T'way 737-8KG (39448/3362) HL8235 departs Seattle-Boeing Field (BFI/KBFI) on September 10, 2010 on a pre-delivery test flight.
(Photo by Joe G. Walker)
South Korean low-cost carriers (LCCs) will need to change their strategy as the market matures, T’way Air president and CEO Hahm Chul-ho said. T’way Air is the country’s longest established LCC.
Hahm said the current strategy that was working for Korean LCCs—targeting niche markets with a limited number of aircraft—will have to change as LCCs take some 50% of the local market.
“Targeting niche markets was the answer for a first-stage strategy,” he said, adding that with only five aircraft T’way’s approach worked within a set of limited resources.

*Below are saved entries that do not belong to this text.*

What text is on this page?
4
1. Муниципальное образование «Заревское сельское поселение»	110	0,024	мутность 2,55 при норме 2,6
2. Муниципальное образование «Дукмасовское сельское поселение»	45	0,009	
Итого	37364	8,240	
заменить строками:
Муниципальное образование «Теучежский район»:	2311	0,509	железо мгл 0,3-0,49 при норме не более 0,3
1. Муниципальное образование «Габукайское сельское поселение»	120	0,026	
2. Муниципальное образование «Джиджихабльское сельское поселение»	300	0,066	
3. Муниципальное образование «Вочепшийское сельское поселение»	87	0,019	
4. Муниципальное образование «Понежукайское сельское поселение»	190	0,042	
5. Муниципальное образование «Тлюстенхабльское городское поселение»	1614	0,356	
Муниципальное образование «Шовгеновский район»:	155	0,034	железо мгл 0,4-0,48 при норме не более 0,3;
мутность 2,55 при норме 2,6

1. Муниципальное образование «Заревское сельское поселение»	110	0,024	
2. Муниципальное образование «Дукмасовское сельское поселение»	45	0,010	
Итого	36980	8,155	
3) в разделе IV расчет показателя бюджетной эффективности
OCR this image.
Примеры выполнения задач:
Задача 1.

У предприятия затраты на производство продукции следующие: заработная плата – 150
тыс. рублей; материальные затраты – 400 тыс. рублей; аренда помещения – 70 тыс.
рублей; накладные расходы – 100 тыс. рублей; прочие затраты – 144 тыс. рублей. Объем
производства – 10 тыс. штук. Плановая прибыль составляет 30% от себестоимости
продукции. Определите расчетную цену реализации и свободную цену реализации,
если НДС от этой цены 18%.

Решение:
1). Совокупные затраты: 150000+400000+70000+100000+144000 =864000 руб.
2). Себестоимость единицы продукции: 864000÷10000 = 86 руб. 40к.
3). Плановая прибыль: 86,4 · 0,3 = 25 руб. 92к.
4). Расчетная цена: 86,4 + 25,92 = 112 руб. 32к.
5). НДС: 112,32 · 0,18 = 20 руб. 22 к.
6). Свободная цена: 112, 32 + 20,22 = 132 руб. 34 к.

“However, this strategy is not sustainable, because if T’way succeeds [on] a new route, other LCCs follow,” Hahm said. He cited examples—such as domestic operations from Daegu, Gwangju and Muan to Jeju and Guam—that have now been joined by other local LCCs (including Jeju Air, Jin Air, Eastar Jet and Air Busan) with 10 and 20 aircraft.
Having taken delivery this month of its latest new aircraft, a Boeing 737-800, the company said it is time to look at a new approach. “From now on, the number of [our] planes will grow faster than ever before and we will have to use frontal tactics—that is we will operate in established markets and take market share,” he said, adding that demand is still increasing.
“It is a matter of what tactics we use, and we're working on that,” Hahm said.